Slashdot Mirror


Google Buys reCAPTCHA For Better Book Scanning

TimmyC writes "This story may interest the Slashdot folk, many of whom use the reCAPTCHA anti-spam service. Well, reCAPTCHA is now owned by Google. Apparently, what attracted Google to ReCAPTCHA is that the company has linked its core authentication service with efforts to digitize print books and periodicals. The search giant has a massive (and controversial) effort underway in that area for its Google Books and Google News Archive services. Every time people solve a CAPTCHA from the company, they are also, as a byproduct, helping to turn scanned words into plain text that can be indexed and made searchable by search engines. Interesting times indeed."

10 of 138 comments (clear)

  1. Well... by vikhyat · · Score: 4, Interesting

    This should improve Google's indecipherable CAPTCHA.

  2. Re:WTF Summary by duguk · · Score: 5, Informative

    You're asked to enter TWO words; one known; one not.

    From: recaptcha.net:
    But if a computer can't read such a CAPTCHA, how does the system know the correct answer to the puzzle? Here's how: Each new word that cannot be read correctly by OCR is given to a user in conjunction with another word for which the answer is already known. The user is then asked to read both words. If they solve the one for which the answer is known, the system assumes their answer is correct for the new one. The system then gives the new image to a number of other people to determine, with higher confidence, whether the original answer was correct.

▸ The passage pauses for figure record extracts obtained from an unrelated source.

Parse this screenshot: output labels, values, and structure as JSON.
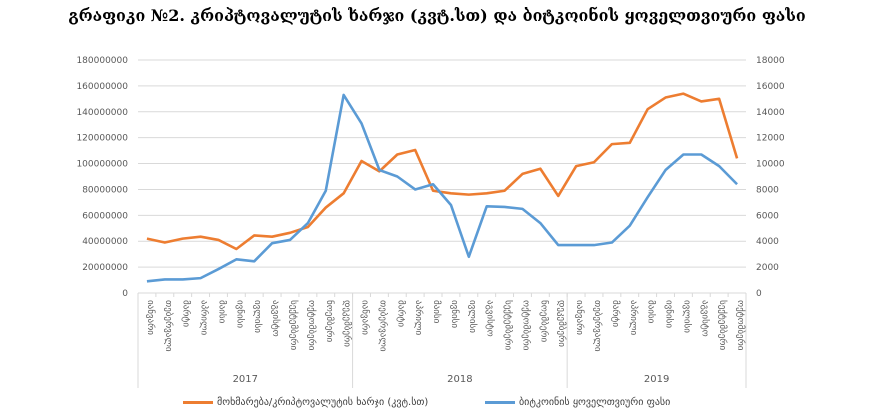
{
  "title": "გრაფიკი №2. კრიპტოვალუტის ხარჯი (კვტ.სთ) და ბიტკოინის ყოველთვიური ფასი",
  "chart_data": {
    "type": "line",
    "title": "გრაფიკი №2. კრიპტოვალუტის ხარჯი (კვტ.სთ) და ბიტკოინის ყოველთვიური ფასი",
    "months": [
      "იანვარი",
      "თებერვალი",
      "მარტი",
      "აპრილი",
      "მაისი",
      "ივნისი",
      "ივლისი",
      "აგვისტო",
      "სექტემბერი",
      "ოქტომბერი",
      "ნოემბერი",
      "დეკემბერი"
    ],
    "years": [
      {
        "label": "2017",
        "count": 12
      },
      {
        "label": "2018",
        "count": 12
      },
      {
        "label": "2019",
        "count": 10
      }
    ],
    "left_axis": {
      "min": 0,
      "max": 180000000,
      "step": 20000000
    },
    "right_axis": {
      "min": 0,
      "max": 18000,
      "step": 2000
    },
    "grid": true,
    "legend_position": "bottom",
    "series": [
      {
        "name": "მოხმარება/კრიპტოვალუტის ხარჯი (კვტ.სთ)",
        "axis": "left",
        "color": "#ED7D31",
        "values": [
          42000000,
          39000000,
          42000000,
          43500000,
          41000000,
          34000000,
          44500000,
          43500000,
          46500000,
          51000000,
          66000000,
          77000000,
          102000000,
          94000000,
          107000000,
          110500000,
          79000000,
          77000000,
          76000000,
          77000000,
          79000000,
          92000000,
          96000000,
          75000000,
          98000000,
          101000000,
          115000000,
          116000000,
          142000000,
          151000000,
          154000000,
          148000000,
          150000000,
          104000000
        ]
      },
      {
        "name": "ბიტკოინის ყოველთვიური ფასი",
        "axis": "right",
        "color": "#5B9BD5",
        "values": [
          900,
          1050,
          1050,
          1150,
          1850,
          2600,
          2450,
          3850,
          4100,
          5400,
          7900,
          15300,
          13100,
          9500,
          9000,
          8000,
          8400,
          6800,
          2800,
          6700,
          6650,
          6500,
          5400,
          3700,
          3700,
          3700,
          3900,
          5200,
          7400,
          9500,
          10700,
          10700,
          9800,
          8400
        ]
      }
    ]
  }
}
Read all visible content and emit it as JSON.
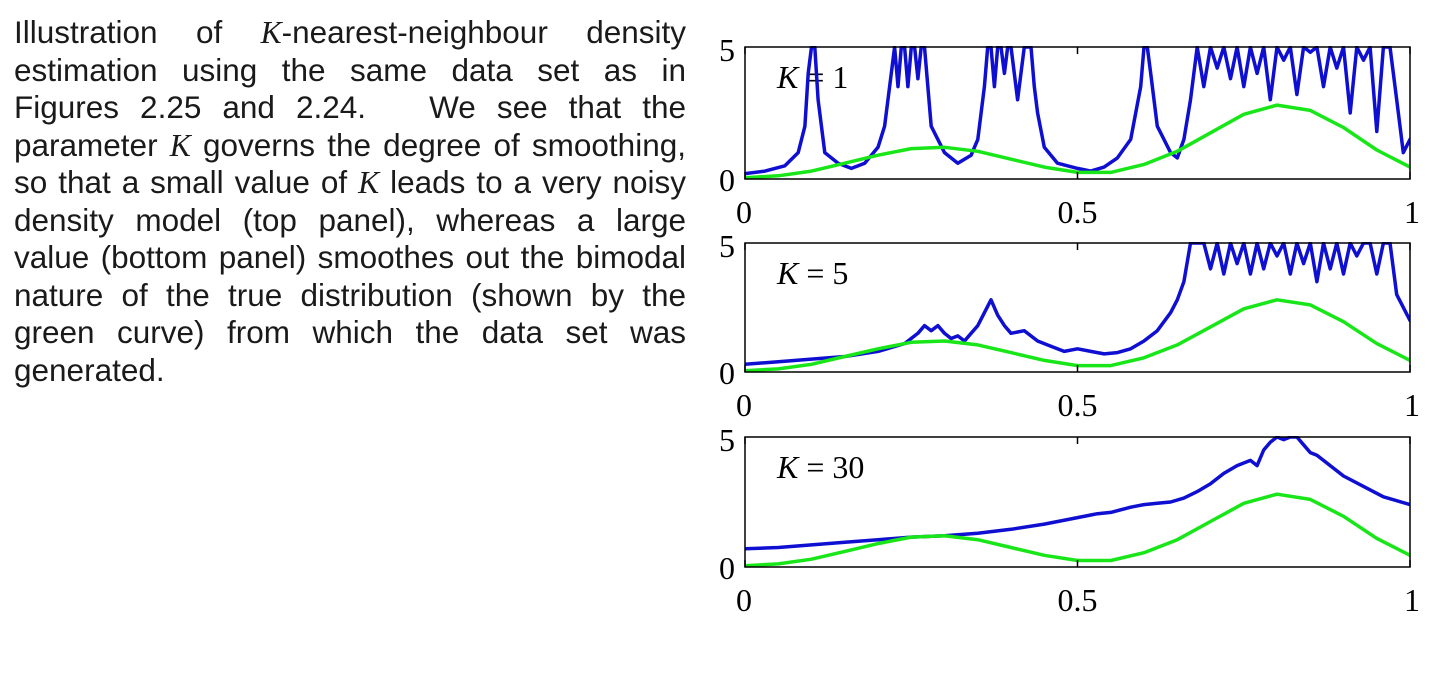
{
  "caption": {
    "segments": [
      {
        "t": "Illustration of "
      },
      {
        "t": "K",
        "math": true
      },
      {
        "t": "-nearest-neighbour den­sity estimation using the same data set as in Figures 2.25 and 2.24.   We see that the parameter "
      },
      {
        "t": "K",
        "math": true
      },
      {
        "t": " governs the degree of smoothing, so that a small value of "
      },
      {
        "t": "K",
        "math": true
      },
      {
        "t": " leads to a very noisy density model (top panel), whereas a large value (bot­tom panel) smoothes out the bimodal na­ture of the true distribution (shown by the green curve) from which the data set was generated."
      }
    ]
  },
  "colors": {
    "estimate": "#0f0fd2",
    "true_density": "#19e619",
    "axes": "#000000"
  },
  "chart_data": [
    {
      "type": "line",
      "label_var": "K",
      "label_eq": " = 1",
      "xlim": [
        0,
        1
      ],
      "ylim": [
        0,
        5
      ],
      "xticks": [
        0,
        0.5,
        1
      ],
      "xtick_labels": [
        "0",
        "0.5",
        "1"
      ],
      "yticks": [
        0,
        5
      ],
      "ytick_labels": [
        "0",
        "5"
      ],
      "series": [
        {
          "role": "estimate",
          "x": [
            0,
            0.03,
            0.06,
            0.08,
            0.09,
            0.095,
            0.1,
            0.105,
            0.11,
            0.12,
            0.14,
            0.16,
            0.18,
            0.2,
            0.21,
            0.22,
            0.225,
            0.23,
            0.235,
            0.24,
            0.245,
            0.25,
            0.255,
            0.26,
            0.265,
            0.27,
            0.28,
            0.3,
            0.32,
            0.34,
            0.35,
            0.36,
            0.365,
            0.37,
            0.375,
            0.38,
            0.385,
            0.39,
            0.395,
            0.4,
            0.41,
            0.42,
            0.425,
            0.43,
            0.435,
            0.44,
            0.45,
            0.47,
            0.5,
            0.52,
            0.54,
            0.56,
            0.58,
            0.595,
            0.6,
            0.605,
            0.61,
            0.62,
            0.64,
            0.65,
            0.66,
            0.67,
            0.68,
            0.69,
            0.7,
            0.71,
            0.72,
            0.73,
            0.74,
            0.75,
            0.76,
            0.77,
            0.78,
            0.79,
            0.8,
            0.81,
            0.82,
            0.83,
            0.84,
            0.85,
            0.86,
            0.87,
            0.88,
            0.89,
            0.9,
            0.91,
            0.92,
            0.93,
            0.94,
            0.95,
            0.96,
            0.97,
            0.98,
            0.99,
            1.0
          ],
          "y": [
            0.2,
            0.3,
            0.5,
            1.0,
            2.0,
            4.0,
            5.0,
            5.0,
            3.0,
            1.0,
            0.6,
            0.4,
            0.6,
            1.2,
            2.0,
            4.0,
            5.0,
            3.5,
            5.0,
            5.0,
            3.5,
            5.0,
            5.0,
            3.8,
            5.0,
            5.0,
            2.0,
            1.0,
            0.6,
            0.9,
            1.5,
            3.5,
            5.0,
            5.0,
            3.5,
            5.0,
            5.0,
            4.0,
            5.0,
            5.0,
            3.0,
            5.0,
            5.0,
            5.0,
            3.5,
            2.5,
            1.2,
            0.6,
            0.4,
            0.3,
            0.45,
            0.8,
            1.5,
            3.5,
            5.0,
            5.0,
            4.0,
            2.0,
            1.0,
            0.8,
            1.5,
            3.0,
            5.0,
            3.5,
            5.0,
            4.2,
            5.0,
            3.8,
            5.0,
            3.5,
            5.0,
            4.0,
            5.0,
            3.0,
            5.0,
            4.5,
            5.0,
            3.2,
            5.0,
            4.8,
            5.0,
            3.5,
            5.0,
            4.2,
            5.0,
            2.5,
            5.0,
            4.5,
            5.0,
            1.8,
            5.0,
            5.0,
            3.0,
            1.0,
            1.5
          ]
        },
        {
          "role": "true_density",
          "x": [
            0,
            0.05,
            0.1,
            0.15,
            0.2,
            0.25,
            0.3,
            0.35,
            0.4,
            0.45,
            0.5,
            0.55,
            0.6,
            0.65,
            0.7,
            0.75,
            0.8,
            0.85,
            0.9,
            0.95,
            1.0
          ],
          "y": [
            0.05,
            0.12,
            0.3,
            0.6,
            0.9,
            1.15,
            1.2,
            1.05,
            0.75,
            0.45,
            0.25,
            0.25,
            0.55,
            1.05,
            1.75,
            2.45,
            2.8,
            2.6,
            1.95,
            1.1,
            0.45
          ]
        }
      ]
    },
    {
      "type": "line",
      "label_var": "K",
      "label_eq": " = 5",
      "xlim": [
        0,
        1
      ],
      "ylim": [
        0,
        5
      ],
      "xticks": [
        0,
        0.5,
        1
      ],
      "xtick_labels": [
        "0",
        "0.5",
        "1"
      ],
      "yticks": [
        0,
        5
      ],
      "ytick_labels": [
        "0",
        "5"
      ],
      "series": [
        {
          "role": "estimate",
          "x": [
            0,
            0.05,
            0.1,
            0.15,
            0.2,
            0.24,
            0.26,
            0.27,
            0.28,
            0.29,
            0.3,
            0.31,
            0.32,
            0.33,
            0.34,
            0.35,
            0.36,
            0.37,
            0.38,
            0.39,
            0.4,
            0.42,
            0.44,
            0.46,
            0.48,
            0.5,
            0.52,
            0.54,
            0.56,
            0.58,
            0.6,
            0.62,
            0.64,
            0.65,
            0.66,
            0.67,
            0.68,
            0.69,
            0.7,
            0.71,
            0.72,
            0.73,
            0.74,
            0.75,
            0.76,
            0.77,
            0.78,
            0.79,
            0.8,
            0.81,
            0.82,
            0.83,
            0.84,
            0.85,
            0.86,
            0.87,
            0.88,
            0.89,
            0.9,
            0.91,
            0.92,
            0.93,
            0.94,
            0.95,
            0.96,
            0.97,
            0.98,
            1.0
          ],
          "y": [
            0.3,
            0.4,
            0.5,
            0.6,
            0.8,
            1.1,
            1.5,
            1.8,
            1.6,
            1.8,
            1.5,
            1.3,
            1.4,
            1.2,
            1.5,
            1.8,
            2.3,
            2.8,
            2.2,
            1.8,
            1.5,
            1.6,
            1.2,
            1.0,
            0.8,
            0.9,
            0.8,
            0.7,
            0.75,
            0.9,
            1.2,
            1.6,
            2.3,
            2.8,
            3.5,
            5.0,
            5.0,
            5.0,
            4.0,
            5.0,
            3.8,
            5.0,
            4.2,
            5.0,
            3.8,
            5.0,
            4.0,
            5.0,
            4.5,
            5.0,
            3.8,
            5.0,
            4.2,
            5.0,
            3.5,
            5.0,
            4.0,
            5.0,
            3.8,
            5.0,
            4.5,
            5.0,
            5.0,
            3.8,
            5.0,
            5.0,
            3.0,
            2.0
          ]
        },
        {
          "role": "true_density",
          "x": [
            0,
            0.05,
            0.1,
            0.15,
            0.2,
            0.25,
            0.3,
            0.35,
            0.4,
            0.45,
            0.5,
            0.55,
            0.6,
            0.65,
            0.7,
            0.75,
            0.8,
            0.85,
            0.9,
            0.95,
            1.0
          ],
          "y": [
            0.05,
            0.12,
            0.3,
            0.6,
            0.9,
            1.15,
            1.2,
            1.05,
            0.75,
            0.45,
            0.25,
            0.25,
            0.55,
            1.05,
            1.75,
            2.45,
            2.8,
            2.6,
            1.95,
            1.1,
            0.45
          ]
        }
      ]
    },
    {
      "type": "line",
      "label_var": "K",
      "label_eq": " = 30",
      "xlim": [
        0,
        1
      ],
      "ylim": [
        0,
        5
      ],
      "xticks": [
        0,
        0.5,
        1
      ],
      "xtick_labels": [
        "0",
        "0.5",
        "1"
      ],
      "yticks": [
        0,
        5
      ],
      "ytick_labels": [
        "0",
        "5"
      ],
      "series": [
        {
          "role": "estimate",
          "x": [
            0,
            0.05,
            0.1,
            0.15,
            0.2,
            0.25,
            0.3,
            0.35,
            0.4,
            0.45,
            0.5,
            0.52,
            0.53,
            0.55,
            0.58,
            0.6,
            0.62,
            0.64,
            0.66,
            0.68,
            0.7,
            0.72,
            0.74,
            0.76,
            0.77,
            0.78,
            0.79,
            0.8,
            0.81,
            0.82,
            0.83,
            0.84,
            0.85,
            0.86,
            0.87,
            0.88,
            0.9,
            0.93,
            0.96,
            1.0
          ],
          "y": [
            0.7,
            0.75,
            0.85,
            0.95,
            1.05,
            1.15,
            1.2,
            1.3,
            1.45,
            1.65,
            1.9,
            2.0,
            2.05,
            2.1,
            2.3,
            2.4,
            2.45,
            2.5,
            2.65,
            2.9,
            3.2,
            3.6,
            3.9,
            4.1,
            3.9,
            4.5,
            4.8,
            5.0,
            4.9,
            5.0,
            5.0,
            4.7,
            4.4,
            4.3,
            4.1,
            3.9,
            3.5,
            3.1,
            2.7,
            2.4
          ]
        },
        {
          "role": "true_density",
          "x": [
            0,
            0.05,
            0.1,
            0.15,
            0.2,
            0.25,
            0.3,
            0.35,
            0.4,
            0.45,
            0.5,
            0.55,
            0.6,
            0.65,
            0.7,
            0.75,
            0.8,
            0.85,
            0.9,
            0.95,
            1.0
          ],
          "y": [
            0.05,
            0.12,
            0.3,
            0.6,
            0.9,
            1.15,
            1.2,
            1.05,
            0.75,
            0.45,
            0.25,
            0.25,
            0.55,
            1.05,
            1.75,
            2.45,
            2.8,
            2.6,
            1.95,
            1.1,
            0.45
          ]
        }
      ]
    }
  ]
}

  3. Re:Why just words? by Canazza · · Score: 4, Insightful

    no they don't. I was transfering flights at London Heathrow and there was only one window open, and a massive queue. I get to the front and I find the woman at the computer used one finger typing... ONE FINGER, not even one on each hand, one feking finger. This was someone who was supposedly trained to do this job, can't even touch type.
    I know alot of people who still have to look at the keys when they type, and while it's generally faster than that bint, it's still painfully slow.
    Not to mention Children, when it comes to touch typing, kids can be fast learners, but before they get the hang of it, they can be very slow too.

    --
    It pays to be obvious, especially if you have a reputation for being subtle.
  4. I hope they have a couple of tests! by NoYob · · Score: 4, Funny
    As I get older, I find that I'm having a harder time reading from computer monitors and especially captchas. I confuse words all the time. For acample: erection with election. Not so bad, but if Google doesn't pass that unknown to multiple folks, it could get embarrassing. Text from a Bill Clinton bio:

    After Bill Clinton's first erection as President, he proceeded .....

    --
    It's NOT me! It's the meds! I'm on 1000mg of Fukitol.
  5. Re:WTF Summary by iamhassi · · Score: 4, Insightful

    "Each new word that cannot be read correctly by OCR is given to a user in conjunction with another word for which the answer is already known. "

    That explains why half the time I can't even read the word. I swear every time I reach a captcha I have to refresh it 5x before I finally land on two words I can read.

    I must say this system is ingenious. Distributed OCR: let millions of internet users figure out what the words are. Maybe next election when there's hanging chads they can use that as a captcha.

    --
    my karma will be here long after I'm gone
  6. Re:WTF Summary by Sockatume · · Score: 4, Informative

    The best part is, it automatically selects for words which are invulnerable to OCR-based attacks. And if the user's presented with an illegible scanned CAPTCHA, they aren't penalised for getting it wrong.

    --
    No kidding!!! What do you say at this point?
  7. Re:WTF Summary by Anonymous Coward · · Score: 5, Funny

    "Hey everyone, let's all sit refreshing the google gmail account creation page, and always type "boobs" for the second captcha value..."

  8. Re:Won't this eventually defeat the purpose? by slim · · Score: 5, Insightful

    What you get in the capcha is the scanned word, plus some warping and obfuscation. Therefore if OCR advances to the point where it has no trouble with the original scan, it would still have trouble with the capcha.

    Spammers already have a neat way around capchas -- they proxy them to people on porn and warez sites. If you ever fill in a capcha on such a site, you're probably helping a spambot out.

  9. reCAPTCHA is awesome by Thaelon · · Score: 5, Funny

    I have to say, reCAPTCHA is one of the most elegant solutions I've ever seen to a problem.

    It's not even killing two birds with one stone, it's killing two birds with one of the birds.

    --

    Question everything

  10. Re:Mod up by mrcaseyj · · Score: 5, Interesting

    I agree that the idea is ingenious. But on the only one I ran into, the word was completely indecipherable. I don't mean that it was really hard, I mean that it was a word so thoroughly mangled that it was clearly impossible to read by anyone, especially without context. The lack of context is one of the big weaknesses of the system. When a word is unclear, it's the words around it that give critical clues to what it is.